Q: What are retailers looking for from you?

A: The right quality products and the right fashion products. We tick the majority of the boxes. We’ve got to be price competitive and we were pretty much among the first people to do away with the distribution link. It made us more competitive. The margin that previously went to a distributor, some went to the end user and some went to the retailer. The third part of our commercial offer is the short lead time. We deliver a full kitchen in under 48 hours, that’s distribution level service. We understand how damaging it is for retailers not to be able to complete jobs.

Q: Are you identifying any new challenges for independent stores?

A: You’ve got to admire the levels of investment Wren are putting in.

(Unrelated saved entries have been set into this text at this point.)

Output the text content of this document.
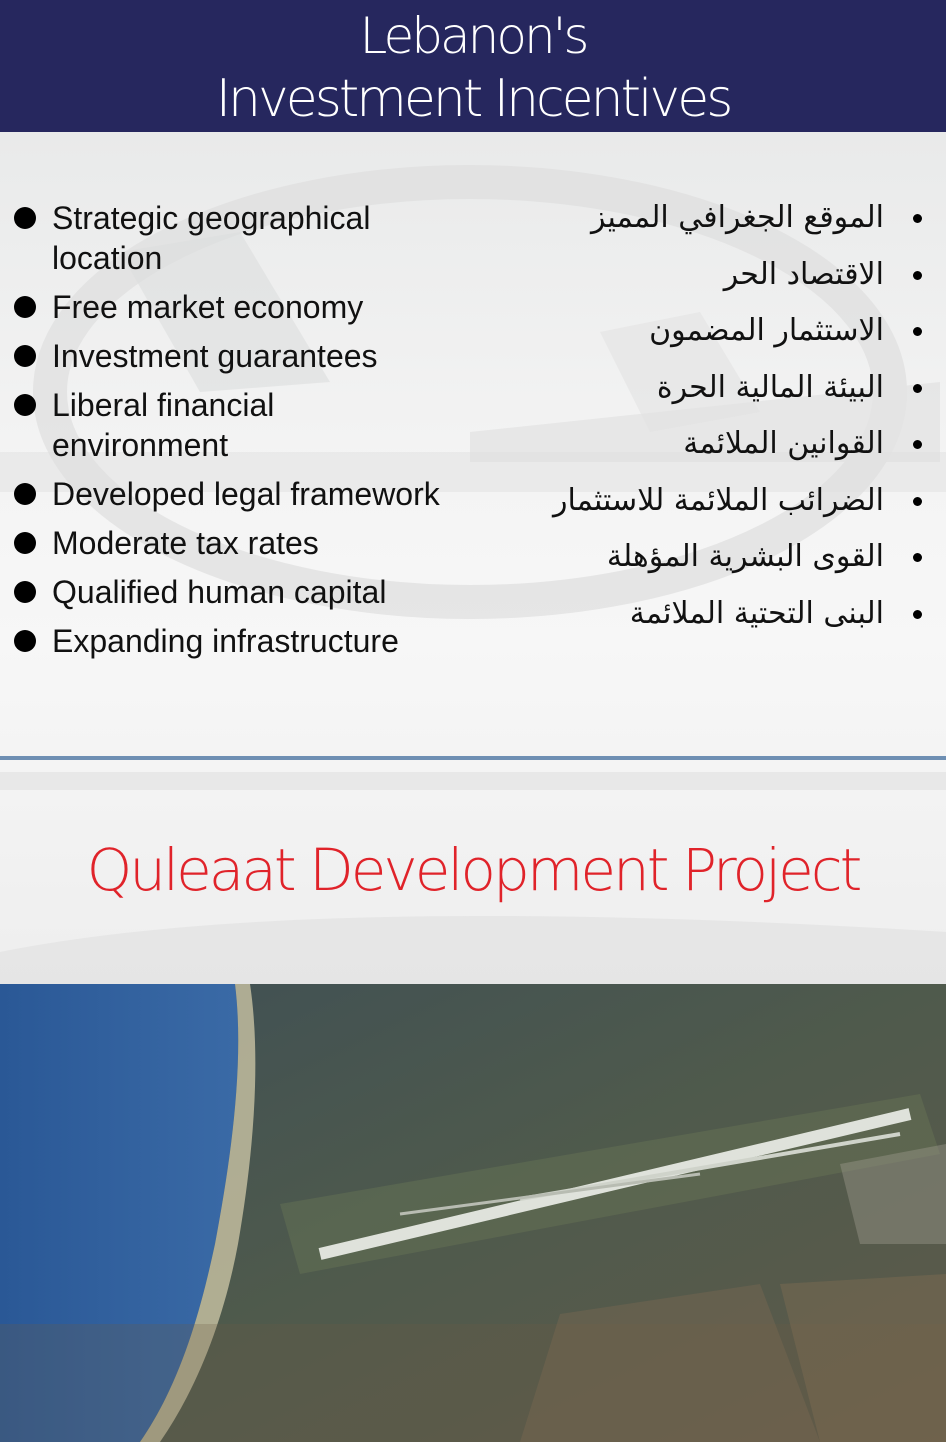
Lebanon's
Investment Incentives
Strategic geographical location
Free market economy
Investment guarantees
Liberal financial environment
Developed legal framework
Moderate tax rates
Qualified human capital
Expanding infrastructure
الموقع الجغرافي المميز
الاقتصاد الحر
الاستثمار المضمون
البيئة المالية الحرة
القوانين الملائمة
الضرائب الملائمة للاستثمار
القوى البشرية المؤهلة
البنى التحتية الملائمة
Quleaat Development Project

They’re a manufacturer and a retailer so I see them as an emerging threat and I do get that from our retailers.

But the dangerous thing with Wren is they’ve adopted the old MFI pricing model, the 80% off. It amazes me that people still fall for it. As a business, we respond to our retailers. They want to own brand our product. Our main brochure doesn’t really feature JJO. It’s called the Book of Kitchens. Retailers use our brand as their brand. They’ll be local heroes with a good reputation. It’s that localism and personal contact that’s important.

Q: How many dealers do you have?

A: We deal with probably 1,500 retailers in any one month. There’s one in most towns. We have certain spots where we would like to see greater coverage, South London for example. It just seems to me there’s a different mentality south of the river.

Q: Who’s your biggest customer and why?

A: Betta Living, we do some OEM stuff for them. They’re doing really well. They’re really the last sales driven kitchen organisation still standing, but customer care is at the heart of their offer. I know the chairman, Noel Dean, really well and one thing he does is look at the review sites and ensures there are no negative comments about their service. He’s aware people will Google him. If he sees a bad review his installation team’s balls are on the line. Beyond that we’ve no business that’s more than 1% of our turnover. That’s a deliberate thing. We’ve got a lot of people doing £50,000 a month with us, four or five kitchens a week.